By Utami Diah Kusumawati
Aaron Smith, associate director of research on internet and technology issues at Pew Research Center, says mobile adoption in America has changed in the last couple of years.
Americans nowadays prefer to use mobile devices and smartphones for accessing news as well as for e-commerce activities, according to Pew.
“By mobile phone we see a huge increase in the overall share of Americans getting news on mobile applications,” Smith said during a presentation at MobileMe&You 2017.
The study by Pew also showed that in terms of overall usage, the number of American adults who accessed news from mobile devices increased from 54 percent in 2013 to 85 percent in 2017. Meanwhile, the number of adults who read news from a desktop or laptop increased slightly from 82 percent in 2013 to 85 percent this year.
“Now, mobile news usage is neck and neck with traditional desktop consumption,” Smith said.
He added that there was also an increase in the number of people who prefer mobile devices to laptops or desktops for reading news. Based on his research, the share of Americans who preferred to access news using mobile devices rose from 56 percent in 2016 to 65 percent in 2017.
The growing number of Americans who use mobile devices to search for news articles showed there was more mobile engagement from readers. Furthermore, Smith pointed out that mobile news readers were more interested in exploring long-form articles rather than shorter stories.
“Per article basis, people engage more with long-form articles. On average, people that we examined spent 123 seconds on the long-form materials and 57 seconds on short-form articles,” he said.
Smith also highlighted a shifting trend in consumer behavior in terms of mobile app usage. If in 2013 consumers were afraid to purchase things online, he said that’s certainly not the case this year.
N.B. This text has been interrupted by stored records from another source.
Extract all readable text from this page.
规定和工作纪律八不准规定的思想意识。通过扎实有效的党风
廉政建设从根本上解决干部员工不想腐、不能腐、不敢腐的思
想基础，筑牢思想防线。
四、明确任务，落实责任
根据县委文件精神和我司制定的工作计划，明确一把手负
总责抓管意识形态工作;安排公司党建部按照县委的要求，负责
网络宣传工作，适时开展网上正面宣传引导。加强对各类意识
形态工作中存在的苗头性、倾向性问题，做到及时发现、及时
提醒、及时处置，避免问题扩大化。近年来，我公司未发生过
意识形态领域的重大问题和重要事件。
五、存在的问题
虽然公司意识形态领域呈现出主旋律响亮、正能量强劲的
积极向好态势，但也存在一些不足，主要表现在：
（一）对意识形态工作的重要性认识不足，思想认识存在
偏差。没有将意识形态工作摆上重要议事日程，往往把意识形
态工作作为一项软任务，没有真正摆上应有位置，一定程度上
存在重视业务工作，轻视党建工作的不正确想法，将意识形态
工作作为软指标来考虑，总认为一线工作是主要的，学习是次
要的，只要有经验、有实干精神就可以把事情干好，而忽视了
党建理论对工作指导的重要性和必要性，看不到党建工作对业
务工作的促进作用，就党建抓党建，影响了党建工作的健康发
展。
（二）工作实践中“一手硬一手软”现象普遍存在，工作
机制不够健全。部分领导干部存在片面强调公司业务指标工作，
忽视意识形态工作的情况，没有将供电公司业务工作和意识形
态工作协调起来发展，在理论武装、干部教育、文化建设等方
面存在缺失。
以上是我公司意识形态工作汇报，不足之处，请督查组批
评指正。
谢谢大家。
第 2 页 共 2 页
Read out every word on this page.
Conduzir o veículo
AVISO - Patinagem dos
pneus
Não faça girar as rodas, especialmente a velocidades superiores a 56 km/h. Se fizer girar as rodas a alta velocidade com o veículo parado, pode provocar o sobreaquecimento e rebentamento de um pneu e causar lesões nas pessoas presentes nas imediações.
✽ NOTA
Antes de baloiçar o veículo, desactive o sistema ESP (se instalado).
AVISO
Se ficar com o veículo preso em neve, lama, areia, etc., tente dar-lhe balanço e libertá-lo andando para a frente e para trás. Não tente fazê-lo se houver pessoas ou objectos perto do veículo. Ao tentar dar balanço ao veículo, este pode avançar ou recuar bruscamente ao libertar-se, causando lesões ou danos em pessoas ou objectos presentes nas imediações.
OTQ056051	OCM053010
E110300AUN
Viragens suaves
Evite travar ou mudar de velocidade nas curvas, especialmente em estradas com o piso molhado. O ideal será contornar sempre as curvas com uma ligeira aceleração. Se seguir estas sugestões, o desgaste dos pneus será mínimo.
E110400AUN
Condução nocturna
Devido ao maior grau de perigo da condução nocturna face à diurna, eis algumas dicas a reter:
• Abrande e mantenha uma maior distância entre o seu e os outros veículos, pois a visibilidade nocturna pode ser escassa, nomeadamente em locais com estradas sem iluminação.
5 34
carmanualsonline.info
“Four or five years ago we got questions from reporters about why people were scared of buying things online. Now, the facts showed that people bought something online using their cellphones,” Smith said.
The Pew study also showed that this year, people used mobile devices for a growing number of reasons, including for finding jobs, accessing online dating applications and reading electronic books.
As much as 28 percent of Americans used their smartphones as part of a job search. Within this group, half used their smartphones to fill out job applications and create a resume. Meanwhile, 9 percent of Americans said that they used mobile dating applications, a three-fold increase since 2013.
“Since the advent of mobile applications, young people were the most likely group to use online mobile dating apps,” Smith said.
When it comes to reading on mobile, Smith said that 13 percent of Americans read electronic books in the last year on their mobile devices. The number, he added, was up from 5 percent in 2011.
Smith said that the research center did a study on the role of mobile devices in American life because the center is also greatly impacted by trends in mobile adaptation.
“Around 35 to 40 percent of our typical traffic in a month is on smartphones. So, I think it is a kind of significant that people are accessing our materials on smartphones,” Smith said.